Taylor attached a request for a CDP hearing that he submitted to the IRS after it filed a notice of lien against him in 2007. The record does not reveal what, if anything, ultimately came of his request. Even if Taylor did not receive a CDP hearing or its equivalent, however, he has raised nothing suggesting that the lack of such a hearing renders this proceeding under 26 U.S.C. § 7403 invalid 2 or that he was prejudiced. In his hearing request, Taylor identified as “reasons for appeal” the same kinds of frivolous arguments noted above. Those issues are not properly raised at a CDP hearing, see 26 U.S.C. § 6320(c) (incorporating 26 U.S.C. § 6330(c) ), and they lack arguable merit in any event. Thus, Taylor has shown no basis for relief on this issue.
For these reasons, we will affirm the judgment of the District Court.
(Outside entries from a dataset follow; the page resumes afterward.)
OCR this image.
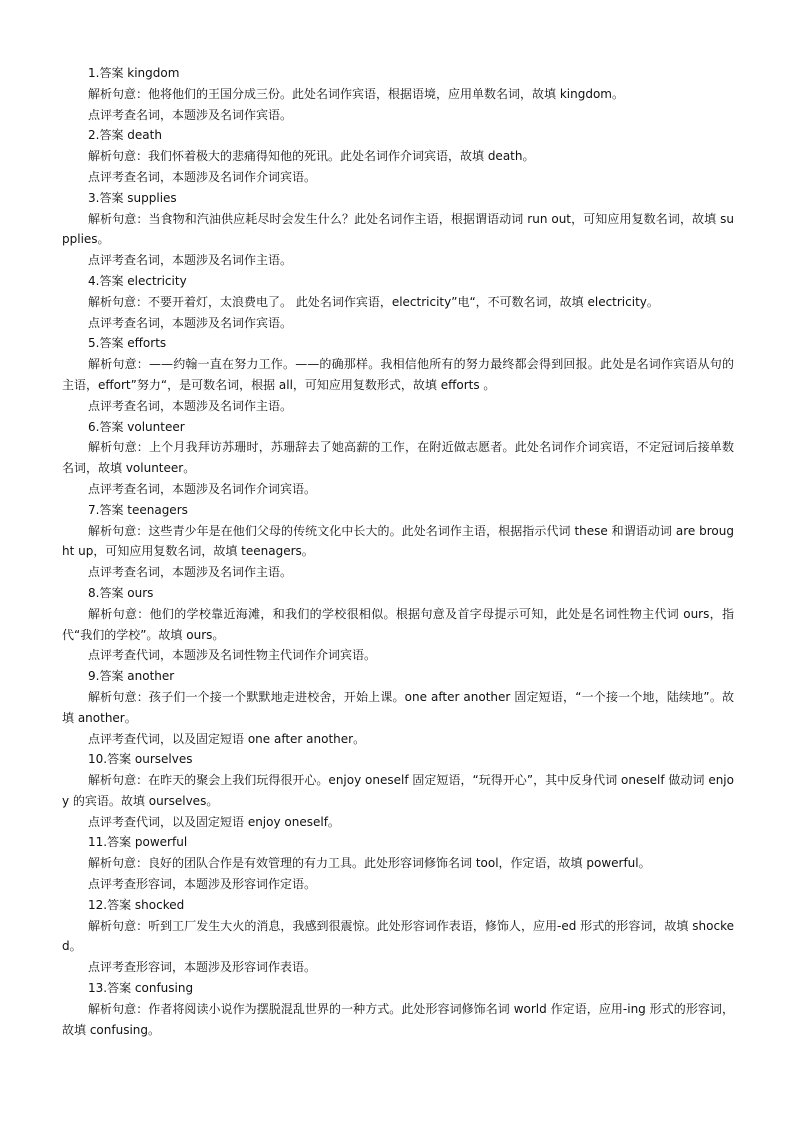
1.答案 kingdom
解析句意：他将他们的王国分成三份。此处名词作宾语，根据语境，应用单数名词，故填 kingdom。
点评考查名词，本题涉及名词作宾语。
2.答案 death
解析句意：我们怀着极大的悲痛得知他的死讯。此处名词作介词宾语，故填 death。
点评考查名词，本题涉及名词作介词宾语。
3.答案 supplies
解析句意：当食物和汽油供应耗尽时会发生什么？此处名词作主语，根据谓语动词 run out，可知应用复数名词，故填 supplies。
点评考查名词，本题涉及名词作主语。
4.答案 electricity
解析句意：不要开着灯，太浪费电了。 此处名词作宾语，electricity”电“，不可数名词，故填 electricity。
点评考查名词，本题涉及名词作宾语。
5.答案 efforts
解析句意：——约翰一直在努力工作。——的确那样。我相信他所有的努力最终都会得到回报。此处是名词作宾语从句的主语，effort”努力“，是可数名词，根据 all，可知应用复数形式，故填 efforts 。
点评考查名词，本题涉及名词作主语。
6.答案 volunteer
解析句意：上个月我拜访苏珊时，苏珊辞去了她高薪的工作，在附近做志愿者。此处名词作介词宾语，不定冠词后接单数名词，故填 volunteer。
点评考查名词，本题涉及名词作介词宾语。
7.答案 teenagers
解析句意：这些青少年是在他们父母的传统文化中长大的。此处名词作主语，根据指示代词 these 和谓语动词 are brought up，可知应用复数名词，故填 teenagers。
点评考查名词，本题涉及名词作主语。
8.答案 ours
解析句意：他们的学校靠近海滩，和我们的学校很相似。根据句意及首字母提示可知，此处是名词性物主代词 ours，指代“我们的学校”。故填 ours。
点评考查代词，本题涉及名词性物主代词作介词宾语。
9.答案 another
解析句意：孩子们一个接一个默默地走进校舍，开始上课。one after another 固定短语，“一个接一个地，陆续地”。故填 another。
点评考查代词，以及固定短语 one after another。
10.答案 ourselves
解析句意：在昨天的聚会上我们玩得很开心。enjoy oneself 固定短语，“玩得开心”，其中反身代词 oneself 做动词 enjoy 的宾语。故填 ourselves。
点评考查代词，以及固定短语 enjoy oneself。
11.答案 powerful
解析句意：良好的团队合作是有效管理的有力工具。此处形容词修饰名词 tool，作定语，故填 powerful。
点评考查形容词，本题涉及形容词作定语。
12.答案 shocked
解析句意：听到工厂发生大火的消息，我感到很震惊。此处形容词作表语，修饰人，应用-ed 形式的形容词，故填 shocked。
点评考查形容词，本题涉及形容词作表语。
13.答案 confusing
解析句意：作者将阅读小说作为摆脱混乱世界的一种方式。此处形容词修饰名词 world 作定语，应用-ing 形式的形容词，故填 confusing。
1. We have jurisdiction under 28 U.S.C. § 1291. We exercise plenary review over the District Court’s rulings on Taylor’s motion under Rule 12(b)(6) and the parties’ motions for summary judgment. See Chavarriaga v. N.J. Dep’t of Corr., 806 F.3d 210, 218 (3d Cir. 2015). Summary judgment is appropriate if “there are no genuine issues of material fact and the movant is entitled to judgment as a matter of law.” Id.
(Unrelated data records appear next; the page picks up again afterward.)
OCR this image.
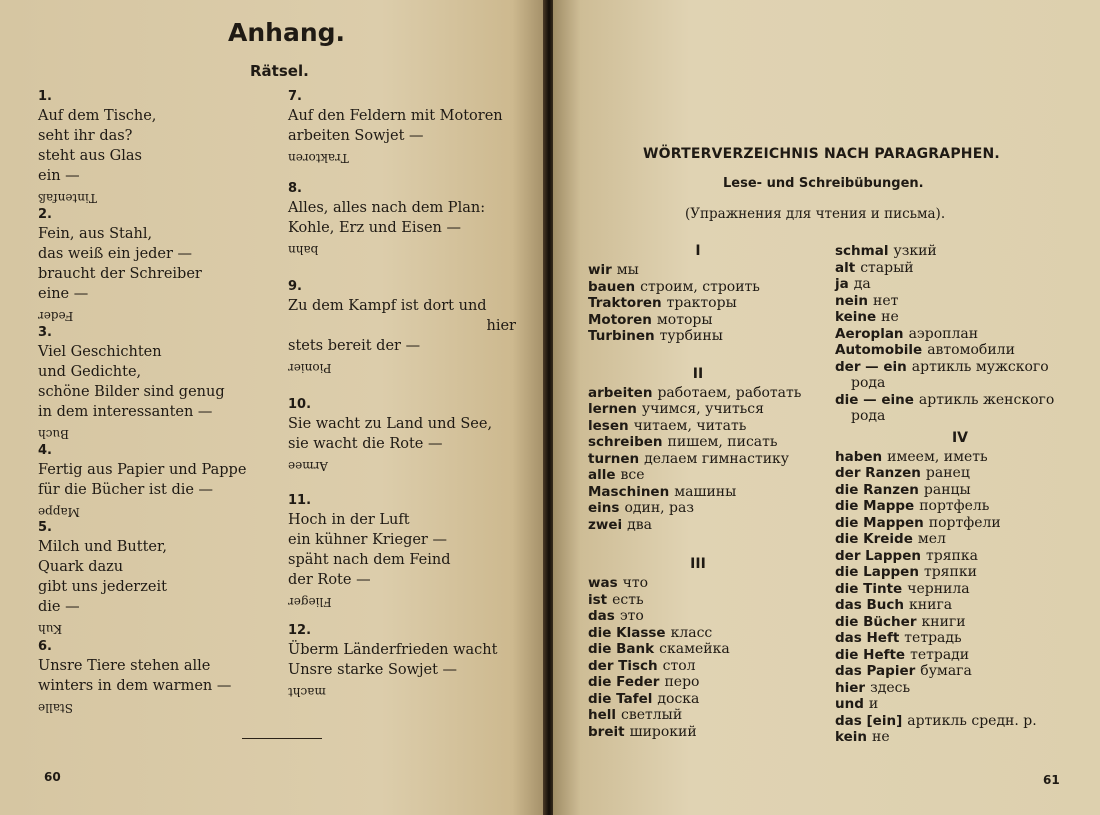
Anhang.
Rätsel.
1.
Auf dem Tische,
seht ihr das?
steht aus Glas
ein —
Tintenfaß
2.
Fein, aus Stahl,
das weiß ein jeder —
braucht der Schreiber
eine —
Feder
3.
Viel Geschichten
und Gedichte,
schöne Bilder sind genug
in dem interessanten —
Buch
4.
Fertig aus Papier und Pappe
für die Bücher ist die —
Mappe
5.
Milch und Butter,
Quark dazu
gibt uns jederzeit
die —
Kuh
6.
Unsre Tiere stehen alle
winters in dem warmen —
Stalle
7.
Auf den Feldern mit Motoren
arbeiten Sowjet —
Traktoren
8.
Alles, alles nach dem Plan:
Kohle, Erz und Eisen —
bahn
9.
Zu dem Kampf ist dort und
hier
stets bereit der —
Pionier
10.
Sie wacht zu Land und See,
sie wacht die Rote —
Armee
11.
Hoch in der Luft
ein kühner Krieger —
späht nach dem Feind
der Rote —
Flieger
12.
Überm Länderfrieden wacht
Unsre starke Sowjet —
macht
60
WÖRTERVERZEICHNIS NACH PARAGRAPHEN.
Lese- und Schreibübungen.
(Упражнения для чтения и письма).
I
wir мы
bauen строим, строить
Traktoren тракторы
Motoren моторы
Turbinen турбины
II
arbeiten работаем, работать
lernen учимся, учиться
lesen читаем, читать
schreiben пишем, писать
turnen делаем гимнастику
alle все
Maschinen машины
eins один, раз
zwei два
III
was что
ist есть
das это
die Klasse класс
die Bank скамейка
der Tisch стол
die Feder перо
die Tafel доска
hell светлый
breit широкий
schmal узкий
alt старый
ja да
nein нет
keine не
Aeroplan аэроплан
Automobile автомобили
der — ein артикль мужского
рода
die — eine артикль женского
рода
IV
haben имеем, иметь
der Ranzen ранец
die Ranzen ранцы
die Mappe портфель
die Mappen портфели
die Kreide мел
der Lappen тряпка
die Lappen тряпки
die Tinte чернила
das Buch книга
die Bücher книги
das Heft тетрадь
die Hefte тетради
das Papier бумага
hier здесь
und и
das [ein] артикль средн. р.
kein не
61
2. A CDP hearing is available on a taxpayer’s timely request when the IRS files a notice of lien, and a request for a CDP hearing suspends at least some collection activity. See 26 U.S.C. § 6320(c) (incorporating 26 U.S.C. § 6330(e) ). The Government appears to argue that the CDP hearing provisions apply only to administrative IRS levies and not to § 7403 suits in court like the one at issue here. See United States v. Nat’l Bank of Commerce, 472 U.S. 713, 720, 105 S.Ct. 2919, 86 L.Ed.2d 565 (1985) (distinguishing between IRS administrative levies and “plenary” § 7403 actions). The Government has not cited any authority directly supporting that proposition, but the IRS has concluded that the suspension of collection activity triggered by a request for a CDP hearing does not apply to “non-levy collection actions such as initiating judicial proceedings[.]” 26 C.F.R. § 301.6320-1(g)(2) (question and answer A-G3). We need not conclusively resolve this issue, however, because Taylor has not developed any argument on this point beyond his mere assertion that the IRS did not provide him with a CDP hearing.